Amerika Serikat (AS) menuduh Rusia menggunakan pembangkit listrik tenaga nuklir (PLTN) terbesar di Ukraina sebagai 'perisai nuklir' dengan menempatkan tentaranya di sana. Situasi itu membuat pasukan Ukraina tidak bisa melancarkan serangan balasan karena berisiko memicu insiden nuklir yang mengerikan.
Seperti dilansir Reuters, Selasa (2/8/2022), Menteri Luar Negeri (Menlu) AS Antony Blinken mengatakan AS 'sangat prihatin' bahwa PLTN Zaporizhzhia sekarang menjadi salah satu pangkalan militer Rusia yang digunakan untuk melancarkan serangan terhadap pasukan Ukraina di dekatnya.
Pada Maret lalu, Rusia dituduh melancarkan gempuran berbahaya yang sangat dekat dengan PLTN itu.
"Tentu saja Ukraina tidak bisa membalas serangan supaya jangan terjadi insiden mengerikan yang melibatkan pembangkit nuklir," ucap Blinken kepada wartawan usai menghadiri pembicaraan nonproliferasi nuklir di markas Perserikatan Bangsa-bangsa (PBB) di New York pada Senin (1/8) waktu setempat.
Blinken menyebut tindakan Rusia itu lebih parah daripada penggunaan 'perisai manusia'. Dia menyebut Rusia telah menggunakan 'perisai nuklir'.
Misi Rusia untuk PBB menolak keras tuduhan Blinken tersebut.
"Kami berulang kali menyatakan bahwa tindakan angkatan bersenjata kami sama sekali tidak merusak keamanan nuklir Ukraina atau menghalangi operasi rutin PLTN (pembangkit tenaga nuklir)," kata misi Rusia di PBB dalam sebuah pernyataan.
Dalam pembicaraan di New York, Wakil Menlu Ukraina Mykola Tochytskyi menyatakan 'tindakan bersama yang kuat diperlukan untuk mencegah bencana nuklir'. Dia juga menyerukan komunitas internasional untuk 'menutup wilayah udara' di atas PLTN Ukraina itu dengan sistem pertahanan udara.
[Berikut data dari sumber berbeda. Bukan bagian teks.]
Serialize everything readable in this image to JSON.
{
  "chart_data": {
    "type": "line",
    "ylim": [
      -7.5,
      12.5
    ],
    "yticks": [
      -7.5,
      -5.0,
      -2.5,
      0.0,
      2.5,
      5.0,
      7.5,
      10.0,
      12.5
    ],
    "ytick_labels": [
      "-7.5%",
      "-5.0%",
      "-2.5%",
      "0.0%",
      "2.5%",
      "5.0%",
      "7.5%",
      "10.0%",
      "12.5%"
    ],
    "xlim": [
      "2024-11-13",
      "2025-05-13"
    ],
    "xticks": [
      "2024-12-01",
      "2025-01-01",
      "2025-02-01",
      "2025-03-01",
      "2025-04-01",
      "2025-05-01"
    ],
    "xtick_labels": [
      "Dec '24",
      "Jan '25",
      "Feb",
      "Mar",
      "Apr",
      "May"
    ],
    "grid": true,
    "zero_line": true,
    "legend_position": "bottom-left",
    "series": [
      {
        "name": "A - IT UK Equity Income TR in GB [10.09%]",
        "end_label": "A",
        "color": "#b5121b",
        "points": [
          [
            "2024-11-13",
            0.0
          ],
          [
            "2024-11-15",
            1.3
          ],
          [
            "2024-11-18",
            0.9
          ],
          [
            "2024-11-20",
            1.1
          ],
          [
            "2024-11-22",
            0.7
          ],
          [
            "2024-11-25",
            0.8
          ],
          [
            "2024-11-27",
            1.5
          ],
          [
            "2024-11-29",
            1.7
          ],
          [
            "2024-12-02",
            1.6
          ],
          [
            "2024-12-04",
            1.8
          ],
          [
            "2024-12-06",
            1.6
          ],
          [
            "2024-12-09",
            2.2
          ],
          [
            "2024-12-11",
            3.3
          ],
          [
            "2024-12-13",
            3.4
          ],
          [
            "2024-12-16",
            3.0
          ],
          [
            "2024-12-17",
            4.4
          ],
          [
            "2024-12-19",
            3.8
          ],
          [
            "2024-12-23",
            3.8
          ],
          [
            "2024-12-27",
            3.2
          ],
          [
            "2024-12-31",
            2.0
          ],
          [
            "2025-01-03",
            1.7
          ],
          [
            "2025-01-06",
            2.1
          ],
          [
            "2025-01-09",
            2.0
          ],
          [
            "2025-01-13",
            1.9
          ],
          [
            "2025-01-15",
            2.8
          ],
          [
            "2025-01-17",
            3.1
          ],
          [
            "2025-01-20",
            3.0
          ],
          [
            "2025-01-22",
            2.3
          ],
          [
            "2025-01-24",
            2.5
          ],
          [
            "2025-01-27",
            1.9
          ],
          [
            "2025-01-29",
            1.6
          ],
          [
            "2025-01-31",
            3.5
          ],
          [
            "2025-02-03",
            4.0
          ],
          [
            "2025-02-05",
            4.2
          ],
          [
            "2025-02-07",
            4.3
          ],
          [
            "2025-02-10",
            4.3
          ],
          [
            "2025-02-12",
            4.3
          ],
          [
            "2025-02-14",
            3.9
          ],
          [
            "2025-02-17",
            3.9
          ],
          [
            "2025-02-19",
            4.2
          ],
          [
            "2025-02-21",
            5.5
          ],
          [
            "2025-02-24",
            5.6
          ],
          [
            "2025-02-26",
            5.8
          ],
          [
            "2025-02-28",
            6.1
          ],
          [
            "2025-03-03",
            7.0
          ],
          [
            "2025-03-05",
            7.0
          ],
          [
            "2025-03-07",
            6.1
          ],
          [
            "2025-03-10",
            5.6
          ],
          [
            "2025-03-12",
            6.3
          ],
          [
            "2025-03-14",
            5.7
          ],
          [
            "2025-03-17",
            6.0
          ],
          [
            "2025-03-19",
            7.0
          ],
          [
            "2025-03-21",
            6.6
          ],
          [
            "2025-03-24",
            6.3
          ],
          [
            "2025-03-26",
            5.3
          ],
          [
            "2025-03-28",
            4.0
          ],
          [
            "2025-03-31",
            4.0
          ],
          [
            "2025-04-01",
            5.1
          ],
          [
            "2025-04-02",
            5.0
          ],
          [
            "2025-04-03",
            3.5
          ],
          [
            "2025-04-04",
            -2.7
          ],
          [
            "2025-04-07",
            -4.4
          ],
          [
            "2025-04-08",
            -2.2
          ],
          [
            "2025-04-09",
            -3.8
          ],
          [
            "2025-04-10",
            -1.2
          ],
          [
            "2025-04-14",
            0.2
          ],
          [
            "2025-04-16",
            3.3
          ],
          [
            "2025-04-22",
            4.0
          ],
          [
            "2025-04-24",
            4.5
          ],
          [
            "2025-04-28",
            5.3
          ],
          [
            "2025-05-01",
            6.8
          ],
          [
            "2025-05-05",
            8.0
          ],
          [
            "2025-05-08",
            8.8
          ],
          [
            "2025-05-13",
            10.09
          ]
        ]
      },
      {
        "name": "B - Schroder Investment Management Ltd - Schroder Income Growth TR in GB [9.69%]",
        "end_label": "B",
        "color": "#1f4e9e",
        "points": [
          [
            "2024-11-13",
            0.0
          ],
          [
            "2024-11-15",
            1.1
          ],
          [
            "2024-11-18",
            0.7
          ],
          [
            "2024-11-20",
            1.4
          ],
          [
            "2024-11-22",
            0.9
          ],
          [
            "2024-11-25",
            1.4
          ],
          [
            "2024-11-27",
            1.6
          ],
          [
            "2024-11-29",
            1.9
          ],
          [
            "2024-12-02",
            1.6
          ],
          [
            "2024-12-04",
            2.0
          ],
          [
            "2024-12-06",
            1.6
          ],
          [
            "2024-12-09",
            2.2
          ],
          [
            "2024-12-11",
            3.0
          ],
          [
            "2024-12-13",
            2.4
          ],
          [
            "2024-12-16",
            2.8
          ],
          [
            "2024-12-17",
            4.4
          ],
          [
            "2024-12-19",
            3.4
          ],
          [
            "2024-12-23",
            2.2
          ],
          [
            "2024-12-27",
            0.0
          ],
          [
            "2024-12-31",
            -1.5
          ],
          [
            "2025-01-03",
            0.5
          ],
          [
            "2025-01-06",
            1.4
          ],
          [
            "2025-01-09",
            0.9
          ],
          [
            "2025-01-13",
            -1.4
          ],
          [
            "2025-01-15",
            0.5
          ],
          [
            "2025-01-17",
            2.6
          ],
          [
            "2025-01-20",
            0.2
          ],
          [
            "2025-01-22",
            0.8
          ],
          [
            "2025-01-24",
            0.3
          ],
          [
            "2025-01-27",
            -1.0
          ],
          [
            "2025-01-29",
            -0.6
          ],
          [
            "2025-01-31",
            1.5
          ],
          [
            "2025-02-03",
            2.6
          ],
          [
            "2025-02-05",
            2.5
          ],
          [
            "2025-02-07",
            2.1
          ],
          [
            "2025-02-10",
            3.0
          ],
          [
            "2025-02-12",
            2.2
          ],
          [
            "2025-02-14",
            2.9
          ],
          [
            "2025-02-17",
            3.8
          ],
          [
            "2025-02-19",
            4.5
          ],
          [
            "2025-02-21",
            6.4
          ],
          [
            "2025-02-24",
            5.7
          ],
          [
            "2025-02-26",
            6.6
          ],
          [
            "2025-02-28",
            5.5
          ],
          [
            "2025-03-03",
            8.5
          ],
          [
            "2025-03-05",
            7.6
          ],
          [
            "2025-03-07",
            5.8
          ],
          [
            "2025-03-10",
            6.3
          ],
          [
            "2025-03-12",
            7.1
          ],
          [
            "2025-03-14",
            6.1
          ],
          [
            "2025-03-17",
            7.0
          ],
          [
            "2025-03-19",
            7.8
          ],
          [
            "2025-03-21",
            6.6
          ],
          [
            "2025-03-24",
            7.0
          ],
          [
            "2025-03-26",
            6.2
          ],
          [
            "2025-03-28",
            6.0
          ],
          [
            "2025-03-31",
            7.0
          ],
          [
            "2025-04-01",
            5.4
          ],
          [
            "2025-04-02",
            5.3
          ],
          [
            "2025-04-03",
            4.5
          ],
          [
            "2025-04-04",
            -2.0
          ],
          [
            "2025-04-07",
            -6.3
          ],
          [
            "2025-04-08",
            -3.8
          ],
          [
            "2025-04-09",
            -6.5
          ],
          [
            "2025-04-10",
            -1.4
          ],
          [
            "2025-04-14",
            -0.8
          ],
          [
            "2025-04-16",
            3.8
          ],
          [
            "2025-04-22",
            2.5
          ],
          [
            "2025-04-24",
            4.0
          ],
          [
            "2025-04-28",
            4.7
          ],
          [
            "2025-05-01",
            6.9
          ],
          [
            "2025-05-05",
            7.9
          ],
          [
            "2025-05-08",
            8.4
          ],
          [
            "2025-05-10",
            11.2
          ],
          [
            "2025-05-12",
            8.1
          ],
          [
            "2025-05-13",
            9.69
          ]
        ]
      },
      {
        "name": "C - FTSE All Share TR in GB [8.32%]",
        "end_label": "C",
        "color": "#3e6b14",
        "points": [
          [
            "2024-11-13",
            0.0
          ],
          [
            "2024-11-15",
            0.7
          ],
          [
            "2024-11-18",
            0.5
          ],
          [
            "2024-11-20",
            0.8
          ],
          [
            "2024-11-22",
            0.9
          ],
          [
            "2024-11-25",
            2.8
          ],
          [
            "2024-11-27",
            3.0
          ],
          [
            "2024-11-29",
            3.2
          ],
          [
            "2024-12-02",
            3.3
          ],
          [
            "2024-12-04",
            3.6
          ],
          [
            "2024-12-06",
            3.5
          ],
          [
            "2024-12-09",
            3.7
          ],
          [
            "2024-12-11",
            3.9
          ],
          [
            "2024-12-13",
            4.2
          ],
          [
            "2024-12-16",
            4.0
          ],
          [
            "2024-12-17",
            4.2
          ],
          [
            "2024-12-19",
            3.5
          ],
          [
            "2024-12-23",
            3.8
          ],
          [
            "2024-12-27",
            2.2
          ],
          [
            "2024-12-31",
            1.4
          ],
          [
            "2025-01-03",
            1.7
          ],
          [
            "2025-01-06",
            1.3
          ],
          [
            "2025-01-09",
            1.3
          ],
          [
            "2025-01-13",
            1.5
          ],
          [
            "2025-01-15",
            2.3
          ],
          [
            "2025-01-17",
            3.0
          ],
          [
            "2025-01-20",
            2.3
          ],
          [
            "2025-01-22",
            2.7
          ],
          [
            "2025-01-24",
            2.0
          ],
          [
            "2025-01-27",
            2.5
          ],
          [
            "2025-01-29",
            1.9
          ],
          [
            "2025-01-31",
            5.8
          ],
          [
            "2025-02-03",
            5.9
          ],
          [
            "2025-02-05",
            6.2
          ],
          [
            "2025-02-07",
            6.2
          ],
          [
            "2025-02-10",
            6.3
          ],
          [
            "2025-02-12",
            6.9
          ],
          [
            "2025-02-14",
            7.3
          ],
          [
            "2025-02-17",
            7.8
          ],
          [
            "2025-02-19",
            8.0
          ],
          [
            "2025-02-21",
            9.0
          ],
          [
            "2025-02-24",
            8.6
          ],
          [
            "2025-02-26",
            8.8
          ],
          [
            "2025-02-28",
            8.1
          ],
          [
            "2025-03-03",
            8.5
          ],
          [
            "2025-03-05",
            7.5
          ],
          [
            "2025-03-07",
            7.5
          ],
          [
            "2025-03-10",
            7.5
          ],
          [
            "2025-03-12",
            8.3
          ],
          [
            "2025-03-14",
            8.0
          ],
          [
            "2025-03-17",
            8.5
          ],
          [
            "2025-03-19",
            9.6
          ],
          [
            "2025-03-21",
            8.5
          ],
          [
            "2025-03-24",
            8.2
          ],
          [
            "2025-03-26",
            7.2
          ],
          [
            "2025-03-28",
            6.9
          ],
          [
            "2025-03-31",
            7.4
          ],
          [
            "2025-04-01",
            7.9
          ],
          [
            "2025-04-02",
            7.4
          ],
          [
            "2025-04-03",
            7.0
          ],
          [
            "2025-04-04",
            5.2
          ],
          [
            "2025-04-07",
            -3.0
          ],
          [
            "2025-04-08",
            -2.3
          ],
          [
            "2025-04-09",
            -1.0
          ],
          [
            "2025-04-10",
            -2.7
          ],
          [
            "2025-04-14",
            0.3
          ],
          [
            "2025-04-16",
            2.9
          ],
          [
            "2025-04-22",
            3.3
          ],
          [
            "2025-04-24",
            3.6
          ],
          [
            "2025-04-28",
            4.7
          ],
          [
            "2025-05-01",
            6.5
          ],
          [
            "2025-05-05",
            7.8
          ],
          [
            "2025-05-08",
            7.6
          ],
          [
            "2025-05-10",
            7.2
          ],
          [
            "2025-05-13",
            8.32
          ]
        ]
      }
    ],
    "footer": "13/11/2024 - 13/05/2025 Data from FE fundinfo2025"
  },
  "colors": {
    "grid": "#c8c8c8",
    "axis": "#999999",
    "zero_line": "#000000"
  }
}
Invasi Rusia ke Ukraina yang diperintahkan Presiden Vladimir Putin sejak 24 Februari lalu telah memicu konflik terbesar di kawasan Eropa sejak Perang Dunia II. Ribuan orang dilaporkan tewas, dengan jutaan orang lainnya terpaksa mengungsi dan sebagian besar wilayah Ukraina menjadi puing-puing akibat pertempuran.